Una storia di emancipazione femminile
Una riflessione sulla funzione filosofica della scienza
Carla Manzon – grande interprete del teatro italiano – dà voce e ritmo a La meraviglia, una storia che conduce lo spettatore dentro la magia di un poemetto sulle origini del moderno pensiero scientifico. Un testo visionario intriso dello stupore che abita ogni uomo e rende ciascuno potenzialmente capace di viaggiare in altri tempi e spazi, oltre il conosciuto, oltre il ragionevolmente noto, verso la molteplicità dei mondi.
La regia di Ruggero Franceschini proietta la fascinazione di un romantico passato in una dimensione contemporanea e futuribile
in cui la scienza è intesa allo stesso tempo come alchemica e postumana.

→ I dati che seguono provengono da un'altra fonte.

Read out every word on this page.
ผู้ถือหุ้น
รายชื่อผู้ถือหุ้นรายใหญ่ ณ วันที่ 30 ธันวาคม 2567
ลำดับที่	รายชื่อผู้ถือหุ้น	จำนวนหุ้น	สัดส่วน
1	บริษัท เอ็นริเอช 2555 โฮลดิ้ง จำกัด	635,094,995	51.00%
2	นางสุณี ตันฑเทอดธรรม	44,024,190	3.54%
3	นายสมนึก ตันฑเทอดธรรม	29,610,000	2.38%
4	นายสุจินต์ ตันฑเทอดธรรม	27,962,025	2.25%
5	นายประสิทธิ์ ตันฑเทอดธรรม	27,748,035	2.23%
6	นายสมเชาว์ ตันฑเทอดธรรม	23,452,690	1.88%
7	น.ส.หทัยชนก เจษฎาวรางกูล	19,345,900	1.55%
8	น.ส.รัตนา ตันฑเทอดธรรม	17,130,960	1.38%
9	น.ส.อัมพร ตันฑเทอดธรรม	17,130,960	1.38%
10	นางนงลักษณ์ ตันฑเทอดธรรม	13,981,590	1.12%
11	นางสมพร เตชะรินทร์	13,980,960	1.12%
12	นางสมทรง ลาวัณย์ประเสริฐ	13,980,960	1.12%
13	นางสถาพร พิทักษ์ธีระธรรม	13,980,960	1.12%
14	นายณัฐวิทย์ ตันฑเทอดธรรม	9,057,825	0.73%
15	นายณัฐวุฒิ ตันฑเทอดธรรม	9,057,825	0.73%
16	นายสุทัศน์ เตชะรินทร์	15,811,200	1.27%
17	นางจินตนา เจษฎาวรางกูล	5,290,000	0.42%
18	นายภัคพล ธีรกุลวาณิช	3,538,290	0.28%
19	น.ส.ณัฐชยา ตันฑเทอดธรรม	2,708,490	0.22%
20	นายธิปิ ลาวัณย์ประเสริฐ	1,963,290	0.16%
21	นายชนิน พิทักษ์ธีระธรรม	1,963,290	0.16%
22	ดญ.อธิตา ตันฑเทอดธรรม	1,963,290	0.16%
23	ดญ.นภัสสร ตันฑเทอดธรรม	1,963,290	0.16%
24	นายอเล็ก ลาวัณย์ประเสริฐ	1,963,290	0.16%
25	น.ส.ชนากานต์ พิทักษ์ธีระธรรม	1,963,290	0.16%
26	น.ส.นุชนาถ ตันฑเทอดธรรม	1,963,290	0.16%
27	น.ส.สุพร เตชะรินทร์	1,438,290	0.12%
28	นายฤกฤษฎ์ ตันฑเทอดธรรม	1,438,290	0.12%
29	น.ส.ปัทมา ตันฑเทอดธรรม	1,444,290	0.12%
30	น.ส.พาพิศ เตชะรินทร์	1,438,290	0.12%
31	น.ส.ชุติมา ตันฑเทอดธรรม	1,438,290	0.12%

Nel 1602 il calzolaio Vincenzo Casciarolo, raccogliendo pietre nei calanchi del Monte Paderno per estrarne pigmenti, scoprì la pietra
della meraviglia, spongia solis o lapis bononiensis, un esemplare di barite con straordinarie proprietà di fosforescenza, di cui
scrissero scienziati, filosofi e pensatori, tra cui Galilei e Goethe. In questo cristallo gli alchimisti credettero di riconoscere la pietra
filosofale e improvvisati cercatori riconobbero la traccia di una più vasta vena di preziosi nascosti nell’incavo della montagna.
L’autrice, Sonia Antinori, ricorre al più classico degli stratagemmi letterari dando voce a una fantomatica sorella del personaggio
storico, Casciarolo, creando una figura femminile innocente e coraggiosa che tra ardimento e paura scopre un personale quanto
straordinario cammino verso la libertà.